Her stepfather had been the first casualty of Se’Saera’s War. Before anyone had known about the new god, Elan Wagan had responded to the raids on Mireea by riding to Leera. He returned blind and, with the loss of his eyes, he had lost his self as well. Eilona’s mother sent her a letter when it happened and she returned, with Laena, to Mireea.
She had cried when she first saw him, but when he began to scream during the night, she realized that a part of her world had been removed. Her stepfather had always treated her as his daughter. He had never once seen her as anything else, and in her visits home he had done much to mend the relationship between Eilona and her mother.
She did not know what terrorized her stepfather at night. Neither did Reila. ‘I suspect that his injuries were inflicted at night,’ the small silver-haired healer explained to her in Mireea. ‘If it is true, there is little I can do to help him. There are some actions a man can simply not return from.’
Eilona sat in her small, cramped office, the walls around her surrounded by jars and small plants. ‘What took his eyes?’ she asked.
‘No knife or finger. They were not removed by any implement that I know of. It is as if he was simply born without them.’
Or, Eilona thought now, as if they were removed by a god.
Did Se’Saera tell him that when he first met her? The afternoon’s sun was starting to set out on the ocean, the scudding clouds and light mingling over it like burn marks. How the Lord of the Spine met a god was, perhaps, the real question to ask. Eilona knew he would not have approached her with respect, but did Se’Saera appear when he entered? The god would have looked like a child then, or so Eilona had been told. She could imagine a child standing on a street, surrounded by the buildings the Leerans were stripping to build siege towers and catapults. Her stepfather would have ridden along a road surrounded by men and women pulling down houses, tearing up floors and breaking roofs apart.

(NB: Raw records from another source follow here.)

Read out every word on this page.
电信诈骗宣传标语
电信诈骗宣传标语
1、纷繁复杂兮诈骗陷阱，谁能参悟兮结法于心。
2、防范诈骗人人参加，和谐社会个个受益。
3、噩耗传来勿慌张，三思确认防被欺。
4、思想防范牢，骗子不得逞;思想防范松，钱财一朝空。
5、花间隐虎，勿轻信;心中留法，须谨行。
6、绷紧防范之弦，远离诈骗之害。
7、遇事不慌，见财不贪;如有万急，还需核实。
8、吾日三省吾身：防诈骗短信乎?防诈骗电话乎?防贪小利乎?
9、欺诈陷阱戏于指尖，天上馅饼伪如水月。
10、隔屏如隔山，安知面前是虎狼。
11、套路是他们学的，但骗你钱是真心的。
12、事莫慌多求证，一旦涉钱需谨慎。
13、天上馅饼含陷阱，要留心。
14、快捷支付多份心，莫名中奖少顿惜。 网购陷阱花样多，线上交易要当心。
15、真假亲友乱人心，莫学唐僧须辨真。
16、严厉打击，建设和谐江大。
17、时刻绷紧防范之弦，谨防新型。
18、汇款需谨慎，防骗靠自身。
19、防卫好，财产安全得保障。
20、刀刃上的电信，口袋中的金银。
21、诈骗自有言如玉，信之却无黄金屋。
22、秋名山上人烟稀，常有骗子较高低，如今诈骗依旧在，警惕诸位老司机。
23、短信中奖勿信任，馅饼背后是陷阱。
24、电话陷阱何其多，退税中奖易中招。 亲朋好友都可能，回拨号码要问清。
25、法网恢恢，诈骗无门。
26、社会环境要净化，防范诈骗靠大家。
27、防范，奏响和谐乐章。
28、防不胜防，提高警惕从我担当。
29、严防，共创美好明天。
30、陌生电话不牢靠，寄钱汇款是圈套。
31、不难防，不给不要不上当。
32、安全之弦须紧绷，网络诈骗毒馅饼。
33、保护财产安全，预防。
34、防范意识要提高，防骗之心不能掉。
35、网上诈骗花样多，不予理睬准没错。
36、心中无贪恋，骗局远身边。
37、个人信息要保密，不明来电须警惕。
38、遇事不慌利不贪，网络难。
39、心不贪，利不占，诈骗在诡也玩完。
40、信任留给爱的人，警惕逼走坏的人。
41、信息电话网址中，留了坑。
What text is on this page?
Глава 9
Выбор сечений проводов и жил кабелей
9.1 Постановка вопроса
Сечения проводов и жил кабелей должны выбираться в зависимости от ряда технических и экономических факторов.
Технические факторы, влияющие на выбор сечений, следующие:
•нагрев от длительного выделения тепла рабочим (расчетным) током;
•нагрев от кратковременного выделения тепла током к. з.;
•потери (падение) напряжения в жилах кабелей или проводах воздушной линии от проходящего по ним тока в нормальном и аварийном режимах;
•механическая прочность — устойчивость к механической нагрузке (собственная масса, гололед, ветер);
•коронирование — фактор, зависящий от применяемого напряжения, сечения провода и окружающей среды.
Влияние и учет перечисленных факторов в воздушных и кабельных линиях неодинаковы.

She could see him on the back of his horse, approaching the new god.
Eilona loved her stepfather, but she was not blind to his faults. He was vain, but his vanity was not one born from his looks, or even his intellect, but rather his masculinity. Now that she was older, Eilona recognized that he had always defined a part of himself through his physical prowess. He had been a captain in the Mireean Guard before he and Muriel Wagan married and, after, he had attempted to be both lord and captain. In hindsight, Eilona could see how such a role was never tenable, but after her mother employed Aned Heast to be the Captain of the Spine – a title she made just for him – her stepfather had responded by spending a fortune on armour, weapons and honorary ranks.
‘How is he today?’ Muriel Wagan asked as she approached. She wore a dress made from green, red and black, the edges of its sleeves and hem frayed. ‘I am told he had a good night’s sleep.’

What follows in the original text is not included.